Sebastian Striegel (GRÜNE):

Frau Präsidentin! Meine sehr verehrten Damen und Herren! Herr Kollege Kosmehl, ich glaube, wir tun als Demokratinnen und Demokraten in diesem Haus gut daran, uns Antifaschismus nicht in irgendeiner Form als zu missbilligenden Wert vorzuwerfen.

Herr Kirchner,

(Zuruf von Oliver Kirchner, AfD)

das, was Sie über Frau Quade gesagt haben, und der Vorschlag, Frau Quade zum Arbeiten irgendwohin zu schicken, sind wirklich sehr perfide Geschichten, die Sie hier betreiben.

(Zurufe - Lachen - Zustimmung)

Das lehnt direkt an das an, was Herr Poggenburg hier getan hat. Ich möchte das in Solidarität mit der Kollegin ausdrücklichen zurückweisen. Das geht nicht und das sollten wir im Parlament nicht tun.

(Zuruf von Oliver Kirchner, AfD)

Meine Damen und Herren! Was sich seit einigen Monaten an der Grenze zwischen Polen und Belarus vollzieht, ist ein Verbrechen. Denn es werden Menschen ihrer fundamentalen Rechte beraubt. Zum Teil überlassen wir Europäerinnen und Europäer sie schlicht dem Tod. Wir machen uns schuldig. Wir wissen um diese Schuld und es ist an uns, an Europa, dieses Sterben und dieses Leid zu beenden. Diese Menschen sind Menschen und keine Gefahr für unsere Sicherheit oder Waffen der hybriden Kriegsführung. Sie sind geflüchtete Menschen wie du und ich, Menschen, die in der Hoffnung auf ein neues Leben in Frieden und Sicherheit zum Opfer eines zynischen politischen Spiels geworden sind und es weiterhin werden.

Herr Kirchner, jeder   jeder!   der aus dem Jemen nach jahrelangem Bürgerkrieg flieht, hat mehr als gute Gründe dafür, unter anderem den, dass er dort von einer Hungersnot bedroht ist.

(Zustimmung - Zurufe)

Der Hauptverantwortliche für die grauenhafte Lage sind der belarussische Diktator Lukaschenko und sein Spiritus Rector Wladimir Putin. Leider zeigt sich auch   das ist sehr deutlich geworden   die Europäische Union nicht von einer guten Seite.
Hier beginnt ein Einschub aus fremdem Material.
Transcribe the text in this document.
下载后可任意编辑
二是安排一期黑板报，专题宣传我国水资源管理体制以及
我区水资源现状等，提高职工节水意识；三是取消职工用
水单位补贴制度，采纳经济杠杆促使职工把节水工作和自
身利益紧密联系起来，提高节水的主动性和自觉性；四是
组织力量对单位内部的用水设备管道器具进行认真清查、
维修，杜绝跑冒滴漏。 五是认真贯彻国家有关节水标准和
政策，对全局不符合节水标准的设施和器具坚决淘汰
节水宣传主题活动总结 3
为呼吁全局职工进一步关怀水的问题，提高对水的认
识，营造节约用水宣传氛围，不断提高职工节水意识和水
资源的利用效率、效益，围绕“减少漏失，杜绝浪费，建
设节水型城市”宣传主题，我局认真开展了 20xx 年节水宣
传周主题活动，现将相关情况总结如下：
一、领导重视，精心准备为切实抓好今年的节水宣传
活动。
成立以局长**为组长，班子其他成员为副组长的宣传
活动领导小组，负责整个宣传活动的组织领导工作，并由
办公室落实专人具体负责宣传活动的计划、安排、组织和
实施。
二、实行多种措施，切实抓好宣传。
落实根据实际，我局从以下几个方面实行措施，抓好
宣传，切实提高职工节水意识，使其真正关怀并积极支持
Nach wie vor gibt es keine allgemeine Bereitschaft zur oft beschworenen gesamteuropäischen Aufnahme der Migrantinnen und Migranten. Stattdessen müssen wir zur Kenntnis nehmen, dass ein Mitgliedsland der EU, nämlich Polen, seitens seiner Regierung offen gegen geltendes Recht verstößt. Denn dass es rechtswidrige Push-backs gegeben hat, daran kann trotz der Versuche, die Pressearbeit im Grenzgebiet zu verhindern, wohl kein ernstlicher Zweifel mehr bestehen. Auch Rüdiger Erben hat es sehr deutlich gemacht.

Das ist ein schmerzlicher Befund. Denn wenn die Europäische Union   ich glaube, darin sind wir uns einig, Herr Kosmehl   ein Raum des Friedens, der Freiheit und des Rechts sein will, dann muss Recht gelten, egal welche Nationalität ein Mensch hat. Ob die Regierung Polens auf diesen Weg zurückfindet, ist momentan leider offen. Ja, man wird auf europäischer Ebene sehr ernsthaft über Konsequenzen wegen dieses Rechtsverstoßes und im Übrigen leider auch wegen anderer Rechtsverstöße sprechen müssen.
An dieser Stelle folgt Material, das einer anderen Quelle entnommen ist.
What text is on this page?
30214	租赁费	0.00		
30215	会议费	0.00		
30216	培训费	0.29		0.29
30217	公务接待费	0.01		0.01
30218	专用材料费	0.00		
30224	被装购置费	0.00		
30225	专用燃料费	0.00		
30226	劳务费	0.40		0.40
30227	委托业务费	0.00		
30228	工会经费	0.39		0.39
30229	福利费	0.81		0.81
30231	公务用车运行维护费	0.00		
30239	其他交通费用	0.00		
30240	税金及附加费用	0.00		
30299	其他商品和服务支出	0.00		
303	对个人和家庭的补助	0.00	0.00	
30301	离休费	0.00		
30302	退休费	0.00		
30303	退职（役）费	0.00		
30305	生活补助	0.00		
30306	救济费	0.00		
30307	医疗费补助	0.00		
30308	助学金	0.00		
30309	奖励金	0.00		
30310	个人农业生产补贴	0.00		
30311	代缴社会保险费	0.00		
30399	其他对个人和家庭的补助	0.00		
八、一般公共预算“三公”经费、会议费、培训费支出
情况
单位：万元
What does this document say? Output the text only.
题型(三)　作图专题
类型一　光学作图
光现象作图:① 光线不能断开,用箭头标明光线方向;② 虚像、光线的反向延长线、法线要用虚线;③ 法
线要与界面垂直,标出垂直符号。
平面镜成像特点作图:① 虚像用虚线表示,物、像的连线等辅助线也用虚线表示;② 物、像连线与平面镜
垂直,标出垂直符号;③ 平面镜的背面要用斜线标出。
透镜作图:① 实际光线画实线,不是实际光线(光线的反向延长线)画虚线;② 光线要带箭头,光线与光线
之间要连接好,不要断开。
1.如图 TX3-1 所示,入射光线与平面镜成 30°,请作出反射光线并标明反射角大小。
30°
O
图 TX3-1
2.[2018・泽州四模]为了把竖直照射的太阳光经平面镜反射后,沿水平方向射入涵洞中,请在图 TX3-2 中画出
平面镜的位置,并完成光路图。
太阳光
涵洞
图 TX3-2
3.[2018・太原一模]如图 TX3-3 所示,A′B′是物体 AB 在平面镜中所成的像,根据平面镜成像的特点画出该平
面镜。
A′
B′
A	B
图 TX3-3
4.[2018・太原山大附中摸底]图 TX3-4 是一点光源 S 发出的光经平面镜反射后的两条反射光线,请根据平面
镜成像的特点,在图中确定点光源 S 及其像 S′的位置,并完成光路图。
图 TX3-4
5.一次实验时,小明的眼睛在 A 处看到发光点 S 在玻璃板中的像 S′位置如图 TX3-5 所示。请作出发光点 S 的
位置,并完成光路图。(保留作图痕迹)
Nun sind wir aber der Landtag von Sachsen-Anhalt. Ich denke, wir sollten uns daher primär auf das konzentrieren, was wir konkret tun können; denn die Außenpolitik ist nicht unser Beritt. Dabei helfen allgemeine Apelle eher wenig. Das gilt hierbei und das gilt für Pipelines. Wir halten aber die Möglichkeiten in Händen, um praktisch mit einem Landesaufnahmeprogramm zu helfen. Die rechtliche Grundlage ist vorhanden und, ja, Sachsen-Anhalt hat Platz. Städte wie Magdeburg und Halle haben sich bereits zu sicheren Häfen erklärt und mehrfach Aufnahmebereitschaft signalisiert. Auch das Bundesinnenministerium scheint mir unter der neuen Ministerin Nancy Faeser eher zu einem Einverständnis bereit als unter Horst Seehofer. Was allein fehlt, ist politischer Wille.

Meine Fraktion und ich persönlich haben bereits in der vergangenen Legislaturperiode aufgrund der unmenschlichen Zustände an der europäischen Außengrenze für ein Landesaufnahmeprogramm geworben. Es ging dabei nicht um eine unbestimmte Anzahl an Menschen, aber es wäre eine kraftvolle humanitäre Geste gewesen, die dem Ruf Sachsen-Anhalts gutgetan hätte. Leider war bei unseren damaligen Koalitionspartnern kein Wille zu erkennen, diesen Schritt zu gehen.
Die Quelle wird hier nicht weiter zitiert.